Banks of clouds sit in the sky over the lake. The waters move restlessly underneath them.

Spring storms have been frequent this year.

The cold waters shimmer in the early morning light. A gray day that glitters, the sun is just out of frame.

Late in the day, the sky and waters shift from warm to cool tones, repeating over and over again.

Dawn. Sky and water sit in stillness. The colors mirror one another.

Calm lake waters return, reflecting a muted palette from the sky above.

A high-contrast morning on Lake Michigan. Where the sun strikes the horizon, a blade of white light cleaves sky from water.
Joshua Tree
Joshua Tree National Park is located three hours east of Los Angeles on the southern edge of the Mojave Desert and astride the San Andreas Fault. Hundreds of fault lines and six mountain ranges converge, including Little San Bernardino, Cottonwood, Pinto, Hexie, Eagle, and Coxcomb Mountains. The landscape is imbued with a mystical quality that is at once empty and abundant, a timeless place where past, present, and future seem interchangeable. Standing alone out in the desert, all is cloaked in silence.

A winter storm appears out of nowhere, bringing strong winds and snow. We try to outrun the storm by heading south, but it follows us.

As soon as the storm appears, it vanishes, leaving no trace.

Thousands of years ago, lakes, swamps, and rivers covered this region; lush grasslands supported mammoths, mastodons, horses, camels, and bison. The Pinto Culture was the first group of human beings known to inhabit it; later came the Serrano, the Chemehuevi, and the Cahuilla.


There is nothing to soften or obscure the intersection between the land and air. The light saturates everything evenly.

Seismic activity defines this landscape as well. Rock formations jut from the earth. Touching the sky. Standing like sentinels.

The sense of scale in a place like this—wide-open expanses that disorient and confuse, stretching as far as you can see.

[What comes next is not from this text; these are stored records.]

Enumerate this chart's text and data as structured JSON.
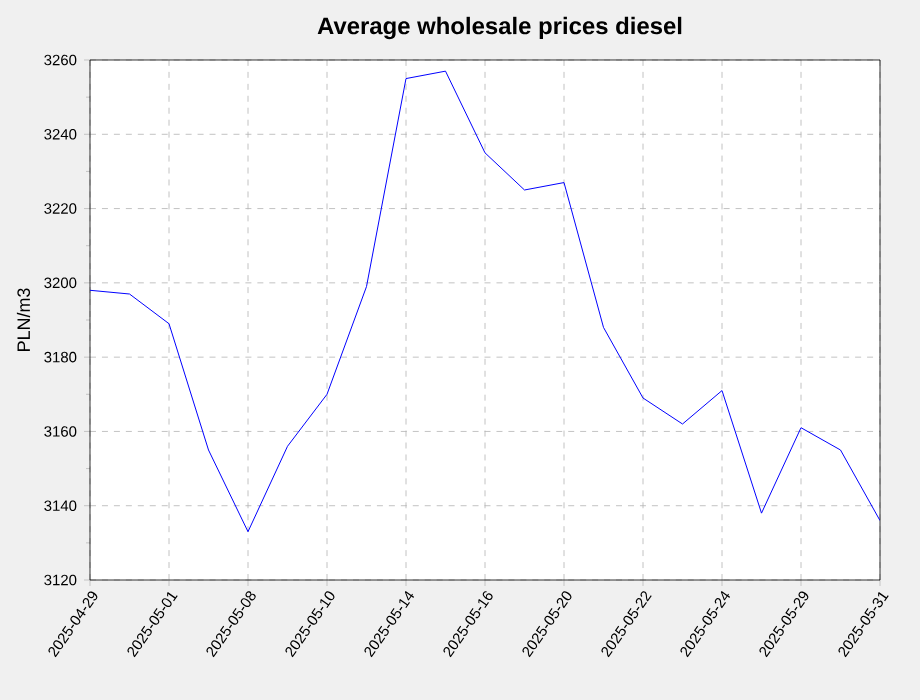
{
  "chart_data": {
    "type": "line",
    "title": "Average wholesale prices diesel",
    "ylabel": "PLN/m3",
    "categories": [
      "2025-04-29",
      null,
      "2025-05-01",
      null,
      "2025-05-08",
      null,
      "2025-05-10",
      null,
      "2025-05-14",
      null,
      "2025-05-16",
      null,
      "2025-05-20",
      null,
      "2025-05-22",
      null,
      "2025-05-24",
      null,
      "2025-05-29",
      null,
      "2025-05-31"
    ],
    "series": [
      {
        "color": "#0000ff",
        "values": [
          3198,
          3197,
          3189,
          3155,
          3133,
          3156,
          3170,
          3199,
          3255,
          3257,
          3235,
          3225,
          3227,
          3188,
          3169,
          3162,
          3171,
          3138,
          3161,
          3155,
          3136
        ]
      }
    ],
    "ylim": [
      3120,
      3260
    ],
    "yticks": [
      3120,
      3140,
      3160,
      3180,
      3200,
      3220,
      3240,
      3260
    ],
    "grid": true,
    "marker": "none",
    "line_style": "solid"
  }
}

Water and wind carve this rock. A deep geological time is exposed in its contours, difficult to comprehend even when standing before it.



Lincoln Schatz
Lincoln Schatz is a contemporary artist and environmentalist living in Chicago. His photography, video, and new media works are driven by chance and memory. He uses custom-built software to employ generative compositional strategies in order to explore his subjects over an extended period of time. Schatz has dedicated the last six years to nature photography: Lake Michigan for the Lake Series, the redwood forests of California and Oregon, and the deserts and mountains of the United States. His works have been exhibited internationally at venues that include the Smithsonian Institution’s National Portrait Gallery (Washington, DC), bitforms gallery (NY; Seoul), Sundance Film Festival (Utah), Catharine Clark Gallery (San Francisco), and the Museum of Contemporary Art, San Diego.